Cavallo also seemed to think he scored a point when he zeroed in on Doe's recent use of the legally explosive word “unconscious,” a word on which the entire case may hinge: under California law, it is illegal to have sex with a person who cannot resist. Cavallo told jurors that the DA's office had ordered Doe to use the word, implying that she had never described herself in any way that might be construed as “unconscious.” In fact, police reports show that Doe told detectives she was “knocked out” after the defendants gave her beer, marijuana and a foul-tasting mixed drink, and that she had no memory of the sex. You and I might call that “unconscious.” Cavallo, who must know better, tried to argue that it was evidence that the girl can't be trusted.
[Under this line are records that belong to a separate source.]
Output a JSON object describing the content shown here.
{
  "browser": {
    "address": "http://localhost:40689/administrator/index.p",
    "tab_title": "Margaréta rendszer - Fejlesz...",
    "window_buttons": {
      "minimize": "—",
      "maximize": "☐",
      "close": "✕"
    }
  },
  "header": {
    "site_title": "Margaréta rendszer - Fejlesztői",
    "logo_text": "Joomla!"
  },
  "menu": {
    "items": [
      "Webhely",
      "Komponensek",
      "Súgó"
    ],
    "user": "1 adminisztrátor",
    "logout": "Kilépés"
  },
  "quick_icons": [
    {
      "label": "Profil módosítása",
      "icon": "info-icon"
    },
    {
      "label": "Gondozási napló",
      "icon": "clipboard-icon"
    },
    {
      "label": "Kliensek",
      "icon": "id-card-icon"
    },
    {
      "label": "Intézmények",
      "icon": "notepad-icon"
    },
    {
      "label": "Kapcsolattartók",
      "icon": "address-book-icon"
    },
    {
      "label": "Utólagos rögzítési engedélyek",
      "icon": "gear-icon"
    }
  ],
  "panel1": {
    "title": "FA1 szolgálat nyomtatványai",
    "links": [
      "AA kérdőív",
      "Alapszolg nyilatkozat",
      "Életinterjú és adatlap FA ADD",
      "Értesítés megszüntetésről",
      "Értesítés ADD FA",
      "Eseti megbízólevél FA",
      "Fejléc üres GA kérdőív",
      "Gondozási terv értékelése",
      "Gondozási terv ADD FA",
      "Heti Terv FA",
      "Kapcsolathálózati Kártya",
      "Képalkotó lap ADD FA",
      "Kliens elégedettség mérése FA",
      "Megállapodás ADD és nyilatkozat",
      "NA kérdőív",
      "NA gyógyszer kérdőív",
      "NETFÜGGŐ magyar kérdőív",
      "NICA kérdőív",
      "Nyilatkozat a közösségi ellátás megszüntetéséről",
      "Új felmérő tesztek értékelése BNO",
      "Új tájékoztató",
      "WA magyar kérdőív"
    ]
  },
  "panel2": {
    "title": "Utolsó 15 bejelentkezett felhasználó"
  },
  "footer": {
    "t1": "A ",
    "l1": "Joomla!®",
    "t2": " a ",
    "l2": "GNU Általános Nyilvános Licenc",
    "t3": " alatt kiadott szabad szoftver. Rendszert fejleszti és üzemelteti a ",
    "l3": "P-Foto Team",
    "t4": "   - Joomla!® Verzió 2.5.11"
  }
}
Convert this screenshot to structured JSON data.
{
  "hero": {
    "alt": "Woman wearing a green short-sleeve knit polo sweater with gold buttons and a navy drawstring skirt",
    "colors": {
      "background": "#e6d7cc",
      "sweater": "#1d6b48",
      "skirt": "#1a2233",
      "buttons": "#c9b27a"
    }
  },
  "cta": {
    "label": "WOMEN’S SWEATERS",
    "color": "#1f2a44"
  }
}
Cavallo further sought to discredit the girl by claiming there was a major inconsistency about when she arrived at Haidl's house. He told the jury that Doe first said she arrived “after 12:36 a.m.” but later changed the time to “at 12:30 a.m.” The point–argued for at least 20 minutes–is inane when you know that Cavallo misrepresented her testimony. In truth, the girl said she arrived “at about 12:30.”

By the end of the day, jurors and Judge Briseno looked exhausted. Doe left the courtroom through a back exit where her parents waited. Cavallo smiled as he packed his briefcase. A prosecution source facetiously confided, “We should send a limo to Cavallo's house every morning to make sure he makes it to court.”

But Cavallo believed he'd scored a victory. He raced outside to hold a press conference. None of the other defense lawyers had left the courthouse when Cavallo began talking in front of a cluster of television cameras and radio station microphones.

The defense lawyer, who is a business partner with Don Haidl, said he had “absolutely no intention ever” of making the alleged rape victim uncomfortable. “We're all professionals here,” said Cavallo. Within a minute, however, he summed up the day: “I think I showed she's a manipulative little liar.”